I could certainly see the appeal in wanting to link the index of a metatable to your player - it makes your code look nice and feel more logical, because then you could do something like this, which is certainly useful, but not entirely necessary:

View Code
local player = setmetatable({
	CombatEnabled = true;
}, {
	__index = game.Players.LocalPlayer;

print(player.Name, "has combat", player.CombatEnabled and "enabled." or "disabled.");

The problem is that a lot of people tend to go overboard and over-complicate their entire game by using metatables. If you’ve only just started learning about metatables properly, as you said, then it’d probably be best to stick with something else for now, because your goal is to complete your RPG and get it released. You don’t want to get stuck playing around with use cases for your metatables and being stumped with the rest of your code because you made it into a complex metatable jungle.

If you learn more and find better uses than simply indexing your metatables, such as creating powerful custom objects, then I say knock yourself out! I just wouldn’t use them simply for storing data.


I’m not sure that I understand how you’re storing this data. I don’t know what “store all of the variables … as a metatable” means.

Could you post an example of how you’re doing this? Could you also elaborate on what “attached to the player” means?

Generally, tables store data, and metatables store behavior. The metatable won’t change, but the table will. Since the table has a metatable, they work together to give you data + behavior.

Neither tables nor metatables give you any sort of automagic server -> client syncing capabilities. You’ll have to handle that yourself with Remote or Value objects. One particular thing to note is that metatables do not get transferred through Remotes. This should be fine, however, since metatables should be static. You should be able to call setmetatable(data, behaviorMetatable) to get a metatable set up for the data table that you receive.

I can see a very good use of ModuleScripts and metatables here. By combining the two, you can get an “object” that automatically gets/sets underlying Value objects in a folder. This simplifies your code in a lot of places, since the module + metatable can take care of a lot of the work. The module + metatable can handle creating the Value objects, ensuring the right Value object is made for the value type being set, and possibly serializing/deserializing data.

Rather than use BindableFunctions, one can use modules and call the functions directly. You can have tables “attached” to instances and do something like Module.getAttached(instance) to get the relevant table. If this table has a metatable, you can then do things like Module.getAttached(player):damage(50) to damage the player.

In this case, the table contains a reference to the player, and the metatable contains the damage method in its __index. The table is describing the data (player), and the metatable is describing the behavior (how to damage the player).

I definitely agree. I follow object-oriented programming with my table/metatable organization for the most part, so it’s really easy for me to add on to. On the other hand, it’s taken me a lot of time to get a system that I like and that I’m comfortable with.

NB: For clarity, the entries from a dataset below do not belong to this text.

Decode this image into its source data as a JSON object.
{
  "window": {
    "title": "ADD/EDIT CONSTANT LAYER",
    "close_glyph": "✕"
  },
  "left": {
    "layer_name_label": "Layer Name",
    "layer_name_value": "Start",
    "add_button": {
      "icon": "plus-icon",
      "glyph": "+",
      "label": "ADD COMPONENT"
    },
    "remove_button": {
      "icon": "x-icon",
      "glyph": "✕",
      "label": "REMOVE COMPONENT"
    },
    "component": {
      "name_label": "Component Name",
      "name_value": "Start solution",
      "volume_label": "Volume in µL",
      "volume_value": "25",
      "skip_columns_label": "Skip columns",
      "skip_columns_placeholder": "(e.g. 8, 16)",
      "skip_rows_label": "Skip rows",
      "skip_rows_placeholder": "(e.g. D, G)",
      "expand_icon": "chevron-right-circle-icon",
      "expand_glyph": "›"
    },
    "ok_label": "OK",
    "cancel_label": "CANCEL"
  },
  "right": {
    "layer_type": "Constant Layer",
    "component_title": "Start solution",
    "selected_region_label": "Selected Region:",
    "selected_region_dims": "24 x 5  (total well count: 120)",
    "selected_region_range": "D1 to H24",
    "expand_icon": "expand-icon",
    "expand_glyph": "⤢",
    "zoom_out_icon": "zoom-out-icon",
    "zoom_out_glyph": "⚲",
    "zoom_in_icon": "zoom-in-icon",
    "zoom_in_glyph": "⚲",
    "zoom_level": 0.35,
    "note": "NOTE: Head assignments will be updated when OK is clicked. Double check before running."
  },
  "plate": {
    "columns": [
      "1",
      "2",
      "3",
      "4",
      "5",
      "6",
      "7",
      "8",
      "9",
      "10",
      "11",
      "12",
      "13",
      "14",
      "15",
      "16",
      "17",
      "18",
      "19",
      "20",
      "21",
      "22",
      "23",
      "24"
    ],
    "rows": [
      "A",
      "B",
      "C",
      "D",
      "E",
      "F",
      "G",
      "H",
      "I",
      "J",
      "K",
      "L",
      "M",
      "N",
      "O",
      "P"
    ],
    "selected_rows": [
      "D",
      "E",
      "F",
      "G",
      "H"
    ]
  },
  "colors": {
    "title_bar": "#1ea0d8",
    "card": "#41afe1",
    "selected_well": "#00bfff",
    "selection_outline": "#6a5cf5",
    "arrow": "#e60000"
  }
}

If you want to complete your RPG, use what you know and are familiar with.
If you want to learn metatables, or anything new, mess around with it on a project you don’t mind staying uncomplete or becoming a mess internally. Once you have something you know works and is structured well enough, start using it in projects you care about.


Just a thing to note; it’ll probably not be a good idea to store player data in ModuleScript.

You would need to require it every time you wanted to see the updated information, and there is no way to check when the ModuleScript’s contents get ‘globally’ changed.

A ModuleScript would only work in this case as a useful middleman for parsing data stored in the game as objects.